None expected last year's subprime mortgage meltdown in the U.S. to erupt into the global financial crisis that now seems on the verge of plunging much of the world into recession.
China's GDP growth is going from low double-digit to high single-digit rates, which alone has been enough to hammer prices lower. Standard Chartered Bank has revised its forecast for Chinese primary aluminum consumption growth to 14 per cent in 2008 from 38 per cent last year. The recent rise in the U.S. dollar – commodities are priced in dollars – has added momentum to the price plunge.
Don Coxe, a commodities bull and global portfolio strategist at Bank of Montreal in Chicago, never saw the crash coming. In June, he helped launch a commodities investment fund called the Coxe Commodity Strategy Fund, which raised just under $300-million. In the past month, more than a third of the fund's unit price has been wiped out.

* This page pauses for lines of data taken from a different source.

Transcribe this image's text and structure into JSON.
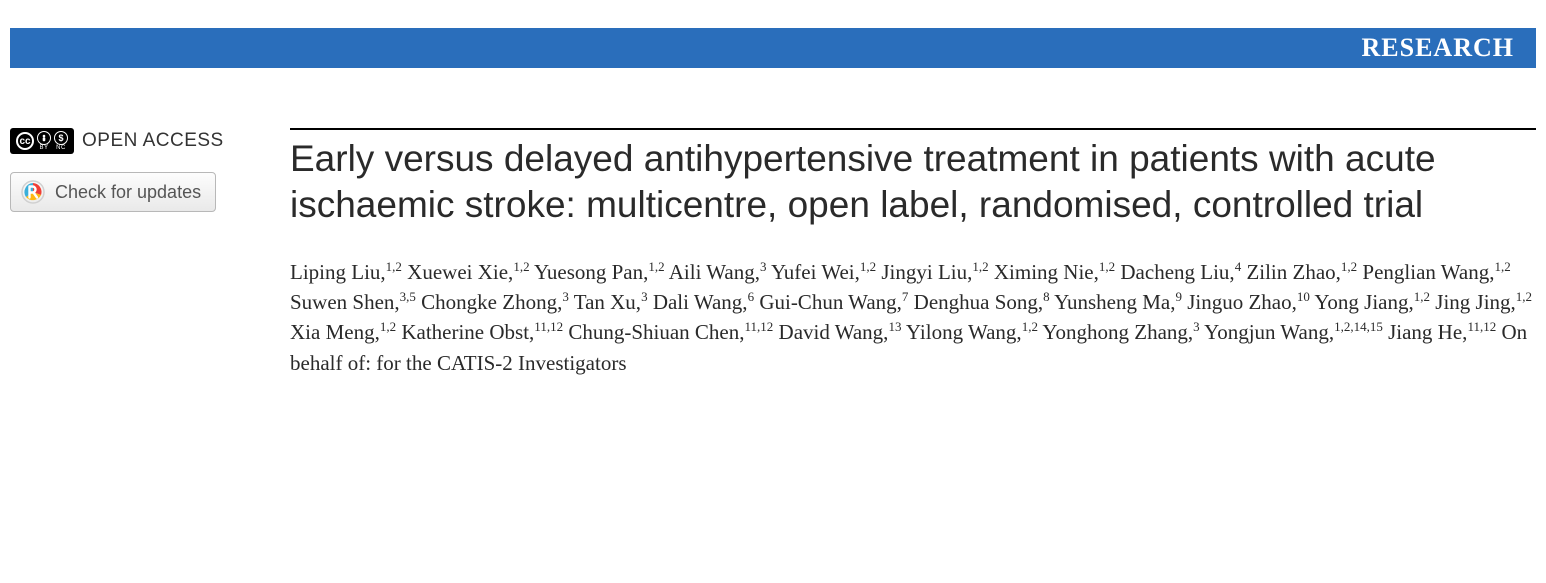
{
  "banner": {
    "label": "RESEARCH",
    "bg_color": "#2a6ebb",
    "text_color": "#ffffff"
  },
  "left": {
    "open_access_label": "OPEN ACCESS",
    "cc_by": "BY",
    "cc_nc": "NC",
    "updates_label": "Check for updates"
  },
  "article": {
    "title": "Early versus delayed antihypertensive treatment in patients with acute ischaemic stroke: multicentre, open label, randomised, controlled trial",
    "authors": [
      {
        "name": "Liping Liu",
        "aff": "1,2"
      },
      {
        "name": "Xuewei Xie",
        "aff": "1,2"
      },
      {
        "name": "Yuesong Pan",
        "aff": "1,2"
      },
      {
        "name": "Aili Wang",
        "aff": "3"
      },
      {
        "name": "Yufei Wei",
        "aff": "1,2"
      },
      {
        "name": "Jingyi Liu",
        "aff": "1,2"
      },
      {
        "name": "Ximing Nie",
        "aff": "1,2"
      },
      {
        "name": "Dacheng Liu",
        "aff": "4"
      },
      {
        "name": "Zilin Zhao",
        "aff": "1,2"
      },
      {
        "name": "Penglian Wang",
        "aff": "1,2"
      },
      {
        "name": "Suwen Shen",
        "aff": "3,5"
      },
      {
        "name": "Chongke Zhong",
        "aff": "3"
      },
      {
        "name": "Tan Xu",
        "aff": "3"
      },
      {
        "name": "Dali Wang",
        "aff": "6"
      },
      {
        "name": "Gui-Chun Wang",
        "aff": "7"
      },
      {
        "name": "Denghua Song",
        "aff": "8"
      },
      {
        "name": "Yunsheng Ma",
        "aff": "9"
      },
      {
        "name": "Jinguo Zhao",
        "aff": "10"
      },
      {
        "name": "Yong Jiang",
        "aff": "1,2"
      },
      {
        "name": "Jing Jing",
        "aff": "1,2"
      },
      {
        "name": "Xia Meng",
        "aff": "1,2"
      },
      {
        "name": "Katherine Obst",
        "aff": "11,12"
      },
      {
        "name": "Chung-Shiuan Chen",
        "aff": "11,12"
      },
      {
        "name": "David Wang",
        "aff": "13"
      },
      {
        "name": "Yilong Wang",
        "aff": "1,2"
      },
      {
        "name": "Yonghong Zhang",
        "aff": "3"
      },
      {
        "name": "Yongjun Wang",
        "aff": "1,2,14,15"
      },
      {
        "name": "Jiang He",
        "aff": "11,12"
      }
    ],
    "behalf_text": "On behalf of: for the CATIS-2 Investigators"
  },
  "colors": {
    "title_color": "#2a2a2a",
    "body_text_color": "#2a2a2a",
    "rule_color": "#000000",
    "updates_border": "#b8b8b8"
  }
}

“I have been battered from pillar to post over the last few weeks,” Mr. Coxe said.
Governments in the U.S. and Europe are pumping more than a trillion dollars into banks to prop them up and encourage lending. The government intervention, Mr. Coxe believes, forced the hedge funds to unwind their most popular trade – buying commodities while shorting the banks. A cascade of hedge funds going bust liquidated their positions in commodities and commodity stocks, exacerbating the selloff.
There is general agreement that the conditions for an eventual rebound will soon come into play. Mine and smelter closings, and delayed projects, will soon start eating into supply. The inability of junior mining companies to obtain financing means new projects will have trouble getting started.
But the big hope is China. While exports are falling, domestic consumption – a far bigger component of GDP – is rising as the Chinese middle class expands. Interest rates are falling and fiscal stimulus packages are being put into place.
“China will use fiscal policy as America did with FDR in the '30s and as Japan did in the lost decade of the '90s,” said Gerald Lyons, Standard Chartered's chief economist, who expects Chinese GDP growth to hover at 7 per cent in the next two years.
Battered and bruised, Mr. Coxe says he's suddenly more sanguine about the resource sector's prospects than he has been in months.
“Once the global economy has come back, force fed by these trillions of dollars that are being pumped into banks, when it comes back there is not going to be much stuff around to buy,” he says.
There are already promising signs. The beleaguered price of nickel shot up more than 9 per cent in London yesterday after Vale and Mr. Agnelli announced the company's nickel production in China and Indonesia would be cut by 65 and 20 per cent respectively. Sudbury production is safe for now but development projects such as Inco's Goro project in New Caledonia will be delayed.
“We won't sell at any price,” Mr. Agnelli said on a conference call.